A voir : Dans le cadre de sa Semaine Cinéma noir américain, Canal+ diffuse ce lundi à 22h50 Do The Right Film, un passionnant documentaire sur le cinéma noir américain. Nous avons interviewé son réalisateur, Didier Allouch, correspondant de la chaîne à Hollywood et "Monsieur Marches" au Festival de Cannes.
Cineblogywood : Quel est le film choc, la claque, qui vous a fait découvrir le cinéma afro-américain ?

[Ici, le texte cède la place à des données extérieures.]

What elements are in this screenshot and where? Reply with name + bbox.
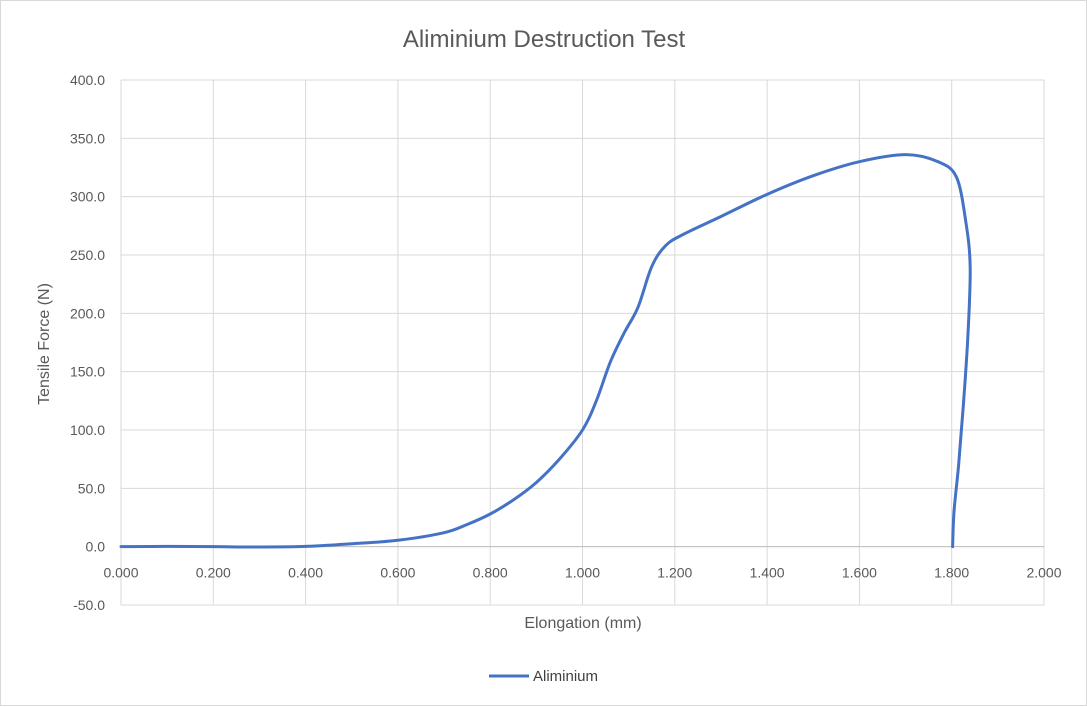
x-axis-ticks: 0.000 0.200 0.400 0.600 0.800 1.000 1.200 1.400… bbox=[103, 565, 1061, 581]
x-tick-label: 1.600 bbox=[842, 565, 877, 581]
y-tick-label: 100.0 bbox=[70, 422, 105, 438]
x-tick-label: 2.000 bbox=[1026, 565, 1061, 581]
x-tick-label: 1.400 bbox=[750, 565, 785, 581]
x-tick-label: 1.000 bbox=[565, 565, 600, 581]
y-tick-label: 150.0 bbox=[70, 364, 105, 380]
y-tick-label: -50.0 bbox=[73, 597, 105, 613]
y-tick-label: 350.0 bbox=[70, 130, 105, 146]
y-tick-label: 50.0 bbox=[78, 480, 105, 496]
x-tick-label: 0.000 bbox=[103, 565, 138, 581]
y-axis-title: Tensile Force (N) bbox=[36, 283, 53, 405]
y-tick-label: 400.0 bbox=[70, 72, 105, 88]
y-tick-label: 250.0 bbox=[70, 247, 105, 263]
legend-label-aliminium: Aliminium bbox=[533, 668, 598, 685]
x-tick-label: 1.800 bbox=[934, 565, 969, 581]
y-tick-label: 300.0 bbox=[70, 189, 105, 205]
x-tick-label: 0.600 bbox=[380, 565, 415, 581]
y-axis-ticks: -50.0 0.0 50.0 100.0 150.0 200.0 250.0 300.0 350… bbox=[70, 72, 105, 613]
series-line-aliminium bbox=[119, 153, 972, 549]
y-tick-label: 200.0 bbox=[70, 305, 105, 321]
x-tick-label: 0.400 bbox=[288, 565, 323, 581]
legend: Aliminium bbox=[489, 668, 598, 685]
x-tick-label: 0.200 bbox=[196, 565, 231, 581]
series-layer bbox=[119, 153, 972, 549]
grid bbox=[120, 79, 1045, 606]
chart-title: Aliminium Destruction Test bbox=[403, 26, 686, 53]
x-tick-label: 0.800 bbox=[473, 565, 508, 581]
x-axis-title: Elongation (mm) bbox=[524, 615, 641, 632]
y-tick-label: 0.0 bbox=[86, 539, 106, 555]
x-tick-label: 1.200 bbox=[657, 565, 692, 581]
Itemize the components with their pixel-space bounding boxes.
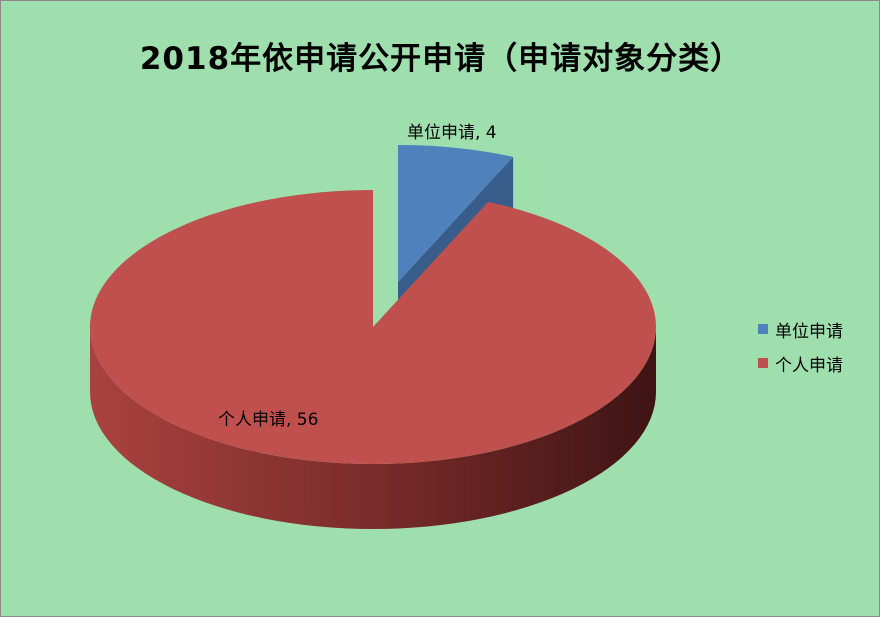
legend-label-personal: 个人申请 (775, 355, 843, 376)
data-label-unit: 单位申请, 4 (407, 123, 497, 143)
slice-side-personal (90, 327, 656, 529)
slice-unit (398, 145, 514, 282)
chart-title: 2018年依申请公开申请（申请对象分类） (139, 41, 743, 77)
legend-item-unit: 单位申请 (758, 312, 843, 346)
slice-personal (90, 190, 657, 464)
legend-label-unit: 单位申请 (775, 321, 843, 342)
legend-swatch-unit (758, 324, 768, 334)
legend: 单位申请 个人申请 (758, 312, 843, 380)
legend-item-personal: 个人申请 (758, 346, 843, 380)
legend-swatch-personal (758, 358, 768, 368)
data-label-personal: 个人申请, 56 (218, 410, 319, 430)
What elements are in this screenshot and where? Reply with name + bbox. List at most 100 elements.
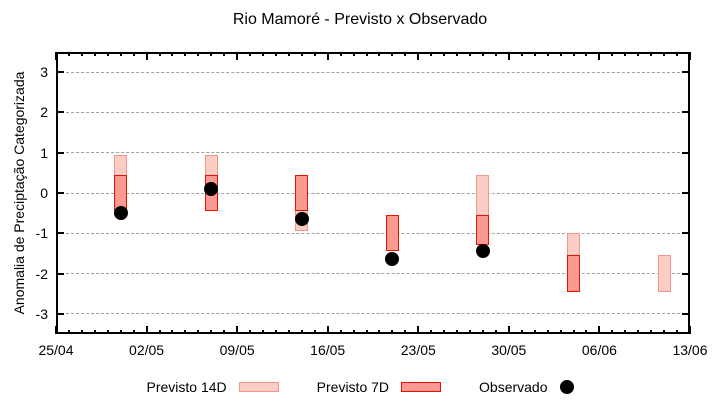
legend: Previsto 14D Previsto 7D Observado — [0, 379, 720, 395]
y-tick-right — [682, 71, 690, 74]
x-tick-minor — [210, 52, 213, 56]
x-tick-major — [145, 326, 148, 334]
gridline — [56, 232, 690, 234]
y-tick-right — [682, 272, 690, 275]
legend-swatch-previsto-14d-box — [238, 382, 279, 392]
legend-swatch-previsto-7d-box — [401, 382, 442, 392]
y-tick-left — [56, 232, 64, 235]
y-tick-left — [56, 111, 64, 114]
x-tick-label: 02/05 — [129, 342, 165, 358]
x-tick-minor — [80, 52, 83, 56]
x-tick-minor — [184, 52, 187, 56]
y-tick-label: 0 — [40, 185, 48, 201]
y-tick-label: 3 — [40, 64, 48, 81]
x-tick-major — [145, 52, 148, 60]
observado-dot — [385, 252, 400, 267]
x-tick-minor — [287, 52, 290, 56]
x-tick-minor — [533, 52, 536, 56]
x-tick-minor — [249, 52, 252, 56]
x-tick-minor — [197, 52, 200, 56]
x-tick-minor — [469, 52, 472, 56]
x-tick-minor — [300, 52, 303, 56]
x-tick-label: 06/06 — [581, 342, 617, 358]
x-tick-minor — [262, 52, 265, 56]
x-tick-major — [689, 326, 691, 334]
y-tick-right — [682, 151, 690, 154]
x-tick-minor — [391, 52, 394, 56]
x-tick-label: 30/05 — [491, 342, 527, 358]
x-tick-label: 09/05 — [219, 342, 255, 358]
x-tick-label: 23/05 — [400, 342, 436, 358]
x-tick-major — [598, 326, 601, 334]
x-tick-label: 16/05 — [310, 342, 346, 358]
x-tick-minor — [430, 52, 433, 56]
y-tick-left — [56, 151, 64, 154]
x-tick-minor — [106, 52, 109, 56]
x-tick-major — [507, 52, 510, 60]
x-tick-major — [417, 52, 420, 60]
x-tick-minor — [378, 52, 381, 56]
x-tick-minor — [119, 52, 122, 56]
x-tick-major — [598, 52, 601, 60]
x-tick-minor — [132, 52, 135, 56]
legend-label-previsto-14d: Previsto 14D — [146, 379, 227, 395]
x-tick-minor — [494, 52, 497, 56]
x-tick-minor — [171, 52, 174, 56]
y-tick-right — [682, 232, 690, 235]
legend-item-previsto-14d: Previsto 14D — [147, 379, 279, 395]
x-tick-minor — [624, 52, 627, 56]
x-tick-minor — [313, 52, 316, 56]
x-tick-minor — [546, 52, 549, 56]
x-tick-major — [689, 52, 691, 60]
x-tick-major — [236, 52, 239, 60]
chart-title: Rio Mamoré - Previsto x Observado — [232, 11, 488, 28]
x-tick-minor — [158, 52, 161, 56]
x-tick-minor — [93, 52, 96, 56]
x-tick-minor — [650, 52, 653, 56]
y-tick-label: -3 — [35, 305, 48, 322]
y-tick-left — [56, 272, 64, 275]
bar-previsto-7d — [385, 215, 399, 252]
x-tick-minor — [67, 52, 70, 56]
x-tick-minor — [404, 52, 407, 56]
x-tick-major — [326, 326, 329, 334]
x-tick-minor — [223, 52, 226, 56]
x-tick-minor — [676, 52, 679, 56]
gridline — [56, 273, 690, 275]
y-tick-label: -1 — [35, 225, 48, 242]
legend-label-observado: Observado — [479, 379, 548, 395]
y-tick-right — [682, 192, 690, 194]
y-tick-right — [682, 312, 690, 315]
x-tick-minor — [365, 52, 368, 56]
observado-dot — [294, 212, 309, 227]
x-tick-minor — [559, 52, 562, 56]
legend-item-observado: Observado — [479, 379, 574, 395]
y-tick-label: 1 — [40, 144, 48, 161]
x-tick-minor — [585, 52, 588, 56]
observado-dot — [204, 181, 219, 196]
y-tick-label: 2 — [40, 104, 48, 121]
bar-previsto-14d — [657, 255, 671, 292]
gridline — [56, 111, 690, 113]
legend-swatch-observado-dot — [559, 380, 574, 394]
x-tick-minor — [637, 52, 640, 56]
legend-item-previsto-7d: Previsto 7D — [317, 379, 442, 395]
gridline — [56, 152, 690, 154]
gridline — [56, 71, 690, 73]
observado-dot — [475, 244, 490, 259]
x-tick-major — [417, 326, 420, 334]
observado-dot — [113, 206, 128, 221]
x-tick-label: 25/04 — [38, 342, 74, 358]
y-tick-label: -2 — [35, 265, 48, 282]
y-tick-left — [56, 71, 64, 74]
x-tick-label: 13/06 — [672, 342, 708, 358]
x-tick-minor — [481, 52, 484, 56]
x-tick-minor — [443, 52, 446, 56]
bar-previsto-7d — [567, 255, 581, 292]
x-tick-minor — [572, 52, 575, 56]
gridline — [56, 192, 690, 194]
x-tick-minor — [456, 52, 459, 56]
x-tick-minor — [520, 52, 523, 56]
x-tick-major — [326, 52, 329, 60]
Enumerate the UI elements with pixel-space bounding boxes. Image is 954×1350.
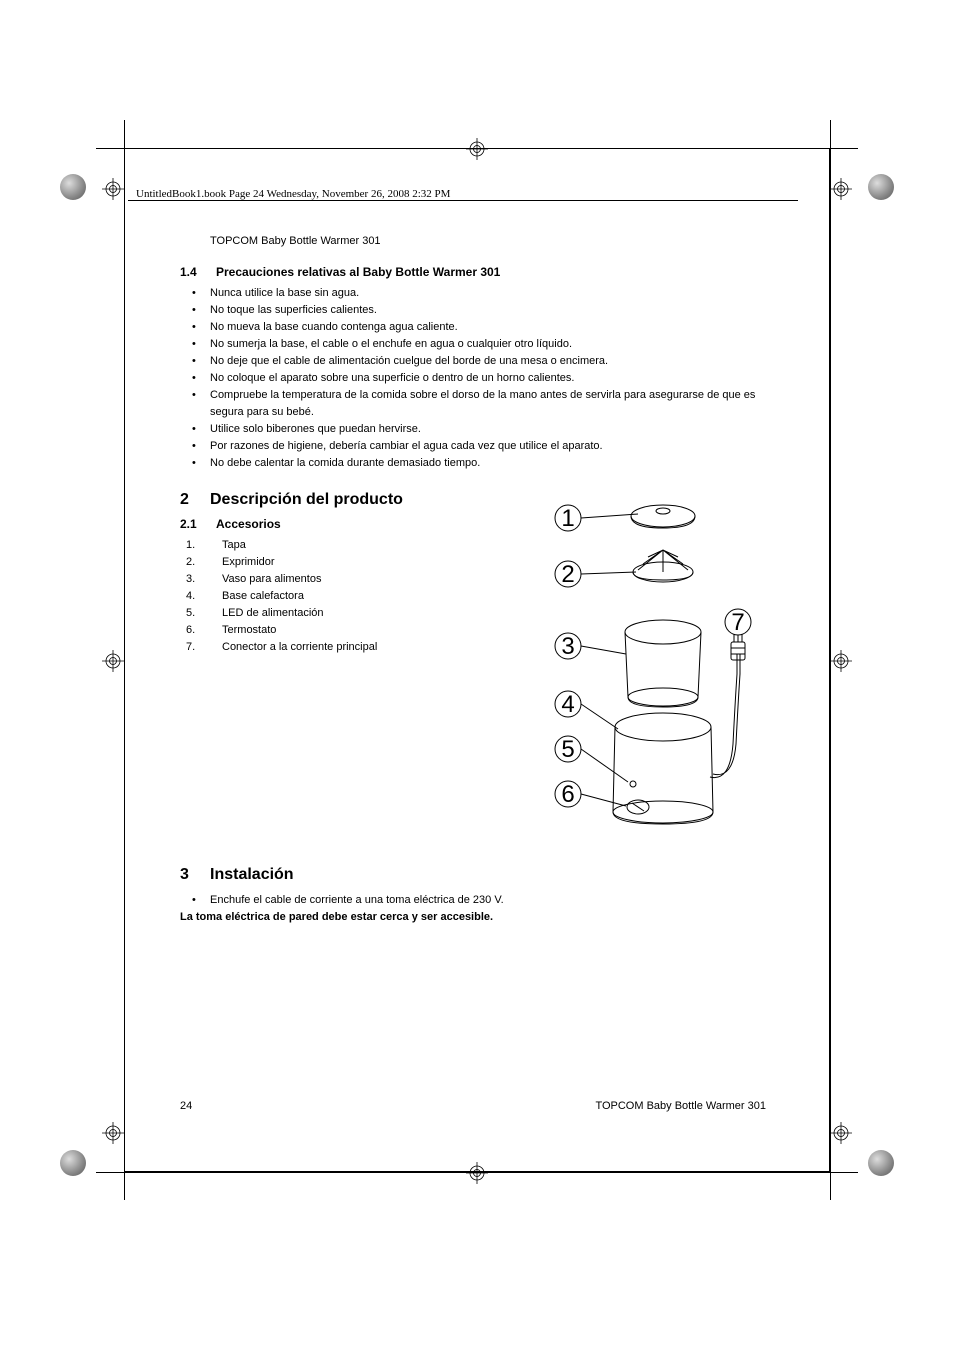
list-item: Utilice solo biberones que puedan hervir… xyxy=(186,421,770,438)
registration-mark-icon xyxy=(466,138,488,160)
footer-product: TOPCOM Baby Bottle Warmer 301 xyxy=(595,1100,766,1112)
section-title: Accesorios xyxy=(216,517,281,531)
section-3-heading: 3Instalación xyxy=(180,866,770,884)
list-item: No toque las superficies calientes. xyxy=(186,302,770,319)
registration-mark-icon xyxy=(830,1122,852,1144)
footer-page-num: 24 xyxy=(180,1100,192,1112)
list-item: Compruebe la temperatura de la comida so… xyxy=(186,387,770,421)
list-item: No coloque el aparato sobre una superfic… xyxy=(186,370,770,387)
svg-text:5: 5 xyxy=(561,736,574,763)
print-sphere xyxy=(868,1150,894,1176)
section-num: 1.4 xyxy=(180,265,216,279)
list-item: No deje que el cable de alimentación cue… xyxy=(186,353,770,370)
print-sphere xyxy=(60,174,86,200)
section-1-4-heading: 1.4Precauciones relativas al Baby Bottle… xyxy=(180,265,770,279)
list-item: No debe calentar la comida durante demas… xyxy=(186,455,770,472)
installation-list: Enchufe el cable de corriente a una toma… xyxy=(186,892,770,909)
svg-text:2: 2 xyxy=(561,561,574,588)
section-title: Descripción del producto xyxy=(210,491,403,508)
list-item: Nunca utilice la base sin agua. xyxy=(186,285,770,302)
svg-text:3: 3 xyxy=(561,633,574,660)
registration-mark-icon xyxy=(102,1122,124,1144)
svg-text:7: 7 xyxy=(731,609,744,636)
product-diagram: 1 2 3 4 5 6 7 xyxy=(548,494,758,834)
svg-text:6: 6 xyxy=(561,781,574,808)
print-sphere xyxy=(60,1150,86,1176)
section-num: 3 xyxy=(180,866,210,884)
svg-text:1: 1 xyxy=(561,505,574,532)
product-header: TOPCOM Baby Bottle Warmer 301 xyxy=(210,235,770,247)
registration-mark-icon xyxy=(102,650,124,672)
section-num: 2 xyxy=(180,491,210,509)
section-num: 2.1 xyxy=(180,517,216,531)
installation-note: La toma eléctrica de pared debe estar ce… xyxy=(180,911,770,923)
registration-mark-icon xyxy=(830,178,852,200)
registration-mark-icon xyxy=(466,1162,488,1184)
precautions-list: Nunca utilice la base sin agua.No toque … xyxy=(186,285,770,473)
svg-text:4: 4 xyxy=(561,691,574,718)
registration-mark-icon xyxy=(830,650,852,672)
section-title: Precauciones relativas al Baby Bottle Wa… xyxy=(216,265,500,279)
list-item: No mueva la base cuando contenga agua ca… xyxy=(186,319,770,336)
list-item: Por razones de higiene, debería cambiar … xyxy=(186,438,770,455)
list-item: Enchufe el cable de corriente a una toma… xyxy=(186,892,770,909)
registration-mark-icon xyxy=(102,178,124,200)
section-title: Instalación xyxy=(210,866,294,883)
print-sphere xyxy=(868,174,894,200)
crop-line xyxy=(124,120,125,1200)
list-item: No sumerja la base, el cable o el enchuf… xyxy=(186,336,770,353)
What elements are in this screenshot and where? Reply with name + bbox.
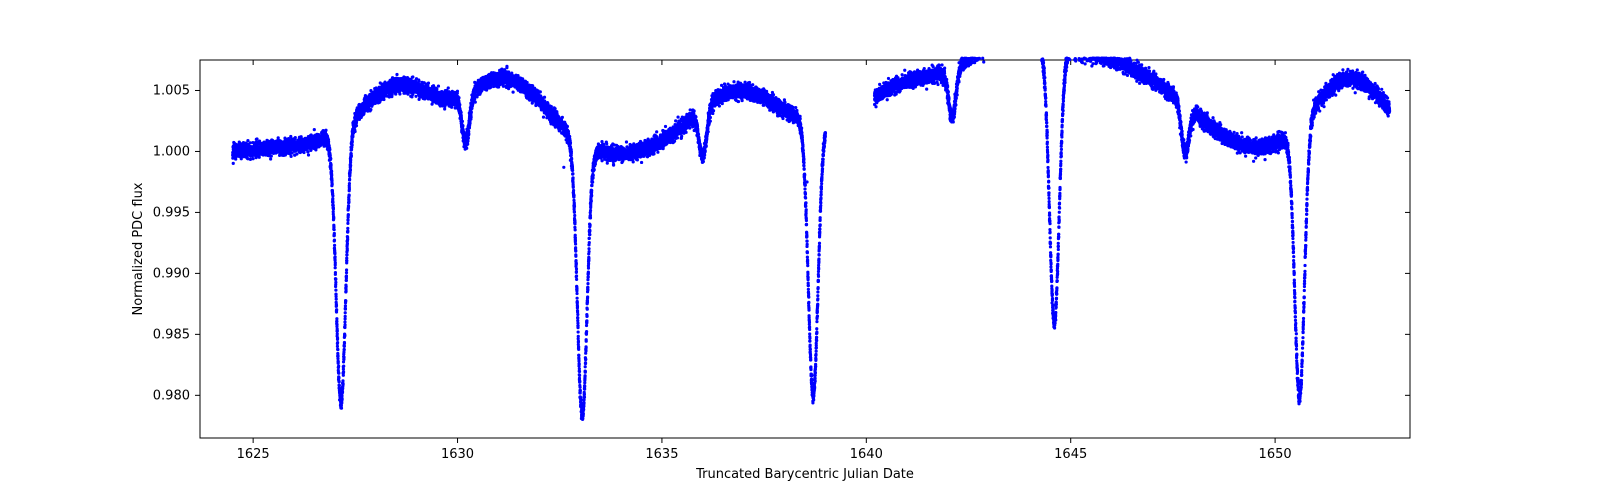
- y-tick-label: 0.980: [153, 388, 190, 403]
- y-tick-label: 1.000: [153, 144, 190, 159]
- y-tick-label: 0.995: [153, 205, 190, 220]
- y-tick-label: 0.985: [153, 327, 190, 342]
- x-tick-label: 1625: [237, 447, 270, 462]
- x-tick-label: 1640: [850, 447, 883, 462]
- x-tick-label: 1635: [645, 447, 678, 462]
- lightcurve-chart: 1625 1630 1635 1640 1645 1650 0.980 0.985 0.990…: [0, 0, 1600, 500]
- y-tick-label: 1.005: [153, 83, 190, 98]
- x-tick-label: 1645: [1054, 447, 1087, 462]
- chart-container: 1625 1630 1635 1640 1645 1650 0.980 0.985 0.990…: [0, 0, 1600, 500]
- x-tick-label: 1630: [441, 447, 474, 462]
- x-axis-label: Truncated Barycentric Julian Date: [695, 467, 914, 482]
- y-axis-label: Normalized PDC flux: [131, 182, 146, 315]
- x-tick-label: 1650: [1259, 447, 1292, 462]
- y-tick-label: 0.990: [153, 266, 190, 281]
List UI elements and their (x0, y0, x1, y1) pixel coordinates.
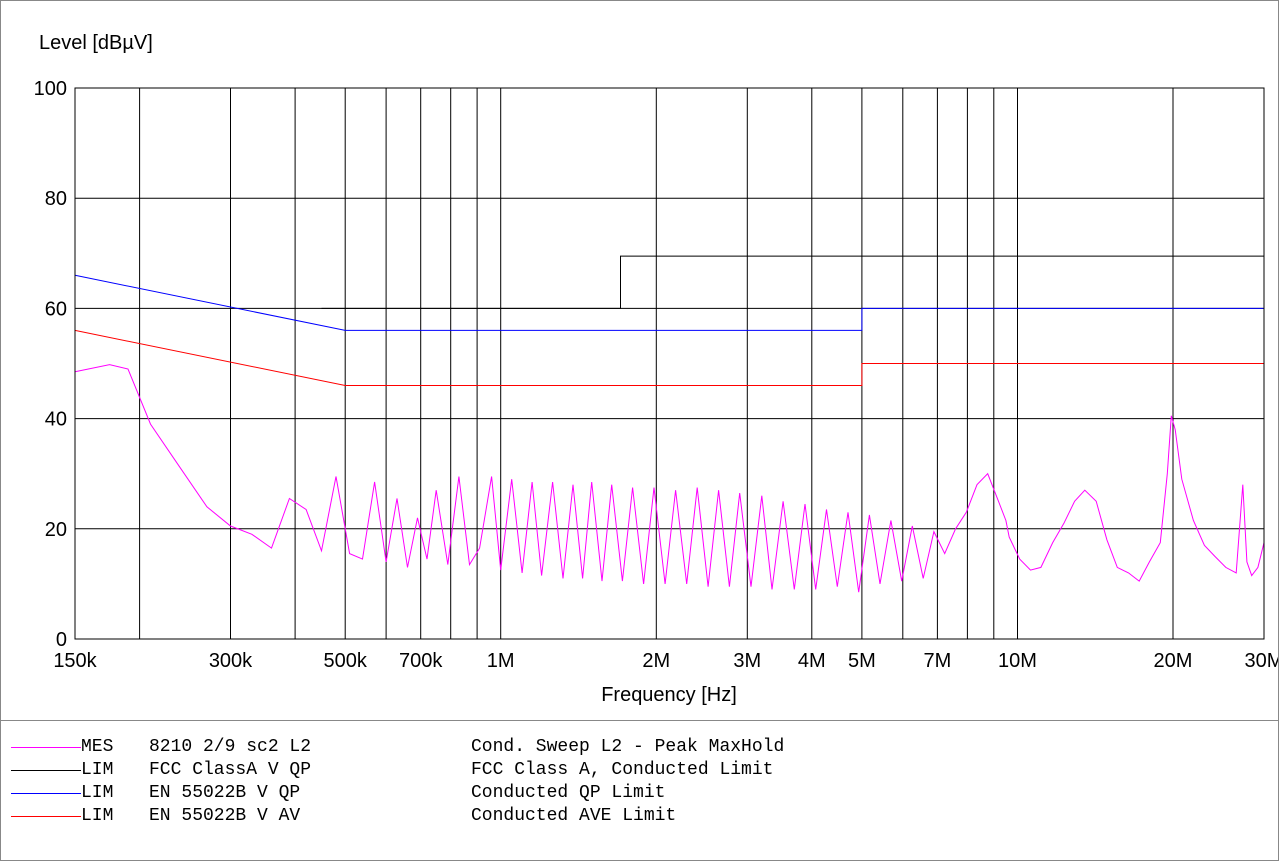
x-tick-label: 3M (733, 650, 761, 672)
series-line-lim-1 (321, 255, 1264, 309)
x-tick-labels: 150k 300k 500k 700k 1M 2M 3M 4M 5M 7M 10M 20M 30M (53, 650, 1279, 672)
y-tick-label: 0 (56, 629, 67, 651)
legend-description: Conducted QP Limit (471, 783, 666, 803)
legend-kind: LIM (81, 806, 114, 826)
legend-description: FCC Class A, Conducted Limit (471, 760, 774, 780)
y-tick-label: 40 (45, 409, 67, 431)
legend-swatch-line (11, 747, 81, 748)
plot-frame (74, 87, 1265, 640)
x-tick-label: 500k (324, 650, 368, 672)
legend-series-name: EN 55022B V QP (149, 783, 301, 803)
legend-item-fcc-limit: LIM FCC ClassA V QP FCC Class A, Conduct… (9, 760, 773, 783)
x-tick-label: 30M (1245, 650, 1279, 672)
series-layer (74, 255, 1265, 593)
legend-description: Cond. Sweep L2 - Peak MaxHold (471, 737, 785, 757)
legend-divider (1, 720, 1278, 721)
series-line-lim-2 (74, 274, 1264, 331)
legend-series-name: EN 55022B V AV (149, 806, 301, 826)
y-tick-labels: 0 20 40 60 80 100 (34, 78, 67, 651)
y-tick-label: 80 (45, 188, 67, 210)
legend-series-name: 8210 2/9 sc2 L2 (149, 737, 312, 757)
legend-swatch-line (11, 793, 81, 794)
y-tick-label: 100 (34, 78, 67, 100)
x-tick-label: 7M (924, 650, 952, 672)
x-tick-label: 150k (53, 650, 97, 672)
x-tick-label: 10M (998, 650, 1037, 672)
series-line-lim-3 (74, 329, 1264, 386)
legend-description: Conducted AVE Limit (471, 806, 677, 826)
x-tick-label: 300k (209, 650, 253, 672)
legend-kind: LIM (81, 783, 114, 803)
legend-item-qp-limit: LIM EN 55022B V QP Conducted QP Limit (9, 783, 665, 806)
legend-item-av-limit: LIM EN 55022B V AV Conducted AVE Limit (9, 806, 676, 829)
x-tick-label: 20M (1154, 650, 1193, 672)
legend-kind: MES (81, 737, 114, 757)
x-axis-title: Frequency [Hz] (601, 684, 737, 706)
legend-item-mes: MES 8210 2/9 sc2 L2 Cond. Sweep L2 - Pea… (9, 737, 784, 760)
legend-series-name: FCC ClassA V QP (149, 760, 312, 780)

Didier Allouch : Do The Right Thing. Sans problème. C'était les années 90, on assistait à une vraie explosion de cinéastes afro-américains. Pour moi, jusque là je ne comprenais pas la différence. Pour moi, la couleur de peau d'un cinéaste n'importait aucunement. Pour moi à l'époque, je n'avais qu'une religion : le cinéma. Et je croyais naïvement que cette religion transcendait la notion de race ou de couleur de peau. Et puis arrive Spike Lee et son chef-d'œuvre Do The Right Thing. Voici le premier cinéaste qui, à travers ce qui reste un très grand film de pur cinéma, m'envoyait dans la figure ce que ça voulait dire être un jeune black en Amérique dans les 90's. J'ai été autant épaté par le film que choqué par ce qu'il disait. Ce film m'a ouvert les yeux dans tous les sens du terme.
Votre documentaire montre bien que le cinéma afro-américain a longtemps été apprécié et reconnu dans le circuit indépendant, notamment à Sundance. Pensez-vous qu'Hollywood est désormais prêt à faire une place durable et conséquente aux cinéastes noirs américains ?
On avance un peu là-dessus mais que ça va doucement, que c'est difficile. Certes Ryan Coogler fait un film Marvel mais c'est Black Panther, la franchise black de Marvel. Et Coogler est tout simplement un immense cinéaste. Le vrai progrès ne sera-t-il pas quand il réalisera Avengers 4 ou 5 ? Le sentiment est mitigé. Oui, ça avance un peu mais chaque décision a des relents de vieux racisme, admis ou pas, qui est indéniablement toujours là.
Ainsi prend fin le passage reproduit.